ABSTRACT In this research, we focus on addressing the eco‐epidemiological delay induced prey–predator systems to better understand the dynamic properties of delayed destabilization. However, the question of whether delays contribute to stabilizing or destabilizing the system remains a complex one. We introduce a novel delayed prey–predator interaction with a Holling type‐II function response model, where the disease spreads among prey and predator populations susceptible to infection, without considering recovery from infection. The model applies to both species, with the assumption that infected prey, which are less moveable due to the disease, are the only prey consumed by predators both susceptible and infected. In light of these observations, we extend the two‐prey, two‐predator system to include the effects of control costs on prey reproduction and the switching behavior in predation.
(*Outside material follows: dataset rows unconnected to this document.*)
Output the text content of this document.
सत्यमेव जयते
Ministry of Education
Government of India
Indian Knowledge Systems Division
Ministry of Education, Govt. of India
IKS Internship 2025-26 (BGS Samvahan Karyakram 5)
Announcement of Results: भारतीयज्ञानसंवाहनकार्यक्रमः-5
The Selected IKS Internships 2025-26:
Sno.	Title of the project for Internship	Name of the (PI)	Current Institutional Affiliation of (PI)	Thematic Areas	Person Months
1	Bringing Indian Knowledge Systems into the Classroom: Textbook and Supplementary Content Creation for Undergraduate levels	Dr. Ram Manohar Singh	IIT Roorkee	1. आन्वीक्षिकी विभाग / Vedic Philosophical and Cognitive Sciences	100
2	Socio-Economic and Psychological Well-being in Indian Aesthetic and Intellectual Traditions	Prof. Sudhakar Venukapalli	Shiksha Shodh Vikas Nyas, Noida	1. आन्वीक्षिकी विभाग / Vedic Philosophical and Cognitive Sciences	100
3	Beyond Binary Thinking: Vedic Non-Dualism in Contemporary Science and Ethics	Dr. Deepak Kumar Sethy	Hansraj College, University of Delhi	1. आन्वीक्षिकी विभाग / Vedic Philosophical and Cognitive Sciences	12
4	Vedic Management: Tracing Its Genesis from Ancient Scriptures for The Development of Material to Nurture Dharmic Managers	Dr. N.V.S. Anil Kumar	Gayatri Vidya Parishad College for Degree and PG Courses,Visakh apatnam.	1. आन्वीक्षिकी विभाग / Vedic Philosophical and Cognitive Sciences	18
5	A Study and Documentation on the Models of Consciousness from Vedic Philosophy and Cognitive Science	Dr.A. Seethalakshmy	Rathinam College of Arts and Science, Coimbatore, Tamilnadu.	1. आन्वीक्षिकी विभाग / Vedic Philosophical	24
We explore several aspects of the model, including the positivity of resolutions, presence of multiple steady states, and the stability and bifurcation at these equilibrium points, all while considering a time delay. Our findings indicate that a Hopf bifurcation can arise near the steady points when the bifurcation parameter representing the incubation period crosses certain threshold values. We further discuss the direction and stability of the Hopf bifurcation at the interior equilibrium point. In the prey–predator system, two types of controls are considered. Isolation, which separates susceptible prey and predator from the infection, and the other provides treatment to minimize deaths caused by the disease. A finite‐time optimal control problem is established to minimize the terminal infected prey, predator, and control related costs. Using Pontryagin's maximum principle, the Hamiltonian and adjoint system are derived to characterize the optimal controls. This study highlights the impact of delayed responses such as incubation periods and immunity waning on the emergent eco‐epidemiological outcomes and identifies an optimal control strategy that reduces both the density of infected prey, predator, and the associated treatment costs. Simulations are shown to validate the accuracy and practical relevance of these theoretical results.